The Museum in Sighet is one of the best-known memorials devoted to the communist repression
Opened in the former prison in Sighetu Marmatiei, the museum tells the story of the communist reign of terror between 1950 and 1960, when some 100,000 Romanians were killed.
The “Academia Civia” NGO run by writers Ana Blandiana and Romulus Rusan has managed to create the first museum devoted to these victims in the mid-1990s, which has since been a landmark of civic awareness.
Ana Blandiana spoke about the Memorial this year, when Romania marks 30 years free of communism. This is the opinion of a writer, not a researcher, whose heart-rending words echo the unimaginable abhorrence whose tragic effects linger to this day.
Ana Blandiana: “The Sighet Memorial is a book in itself. To me, it is an unwritten one. It very much resembles a medieval liturgical book that teaches by means of memory. It’s a book teaching you how to retrieve memory. The biggest achievement of communism, which became apparent in a dramatic way only after 1989, was that it created a man without memory, the new man, the brainwashed man, who didn’t need to remember who he was, what he had or what he did before communism. Memory is a form of truth and it needs to be destroyed in order to destroy or manipulate truth. Destroying memory, a crime against both reason and history, is the primordial work of communism”.

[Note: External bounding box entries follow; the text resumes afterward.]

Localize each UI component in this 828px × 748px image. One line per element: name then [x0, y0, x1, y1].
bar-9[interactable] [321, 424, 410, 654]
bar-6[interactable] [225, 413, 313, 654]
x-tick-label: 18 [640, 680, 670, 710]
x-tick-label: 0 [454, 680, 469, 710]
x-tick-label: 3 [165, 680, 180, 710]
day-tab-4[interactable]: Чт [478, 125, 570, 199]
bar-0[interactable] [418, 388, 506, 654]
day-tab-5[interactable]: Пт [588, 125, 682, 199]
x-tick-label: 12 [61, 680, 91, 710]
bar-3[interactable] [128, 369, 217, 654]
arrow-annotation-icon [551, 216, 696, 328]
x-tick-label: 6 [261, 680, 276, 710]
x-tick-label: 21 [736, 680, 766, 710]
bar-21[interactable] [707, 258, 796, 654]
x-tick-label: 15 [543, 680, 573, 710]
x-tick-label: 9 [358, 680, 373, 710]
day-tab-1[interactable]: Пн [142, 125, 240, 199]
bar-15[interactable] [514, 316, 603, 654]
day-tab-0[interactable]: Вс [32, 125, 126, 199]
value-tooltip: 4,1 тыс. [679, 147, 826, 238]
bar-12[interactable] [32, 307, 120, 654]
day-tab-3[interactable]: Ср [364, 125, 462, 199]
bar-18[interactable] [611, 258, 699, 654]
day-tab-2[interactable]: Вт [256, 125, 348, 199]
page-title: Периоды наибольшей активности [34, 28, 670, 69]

The two writers felt the need to turn Sighet into a place for memory, considering it is here that the Romanian elite of the 1950s perished. Their effort is but a small part in the wider project of retrieving the past, deformed by Marxist ideology.
Ana Blandiana: “To us, creating the Sighet Memorial was not an end, but a means. We didn’t set out to create the perfect museum, where the crimes of recent history should be artistically and scientifically laid out on shelves, gathering the dust of contemporary ignorance. What we wanted and desperately sought was a means to recuperate the definition of a generation that was brainwashed and lost all its bearings, a generation incapable of leaving anything to the coming generations. The Sighet Memorial Museum is the place where young people can learn things that neither school nor their families were able to teach them. Here they read documents, see pictures, listen to analyses and testimonies on the horrors of the second half of the 20th century perpetrated in the name of class hatred and the repression of the most basic of human rights, a hatred that fuels history itself”.
Hatred: this word was the cornerstone of Marxism, a regime that repressed the innocent. Everyone who’s experienced this regime has felt its force to the full. It is a feeling that continues to affect society today, which we would better be able to understand if we looked closer at our communist roots, Ana Blandiana argues.
Ana Blandiana: “In fact, hatred and fanaticism continue to exist beyond the disappearance of the institutions that proliferated them. Indeed, communism as a system is gone, but its methods and mindset have endured. Analyzing communism is as useful to the past as it is for the present. Suffice it to recall the members of terrorist cells in the 60s, 70s and the 80s trained in military encampments and shooting ranges in Eastern Europe. Then they put their training to the test in attacks carried out in Western Europe. They used Soviet and Czech weapons to understand that the study of communism and its methods can be used also as an intelligent means to understand and solve some of the world’s current issues”.
Is communism instrumental in understanding the post-communist reality? Ana Blandiana believes it is.
Ana Blandiana: “The main issue is to see to what extent communism can be relevant in post-communism, to the last 30 years. I’ve taken part in a wide survey conducted by the ‘Observatorul Cultural’ magazine, and there was a question whether the communist and anti-communist rhetoric will still be able to impact the next four rounds of elections in Romania. Most people answered no, and the topic of the rising prices will be infinitely more important to them. At the same time, I believe we need to answer this question, because, from the point of view of freedom and justice, of human rights, of economy, things have changed, we’re no longer under communist rule, of course. But if we look at how the diabolical methods of manipulation and obscuring the truth were used in communism, we cannot hide the fact that there are times in present-day Romania when things are disturbingly similar to what we’ve experienced before”.
The Sighet Memorial remains a meaningful place for understanding and relating to the past, which continues to live in the present.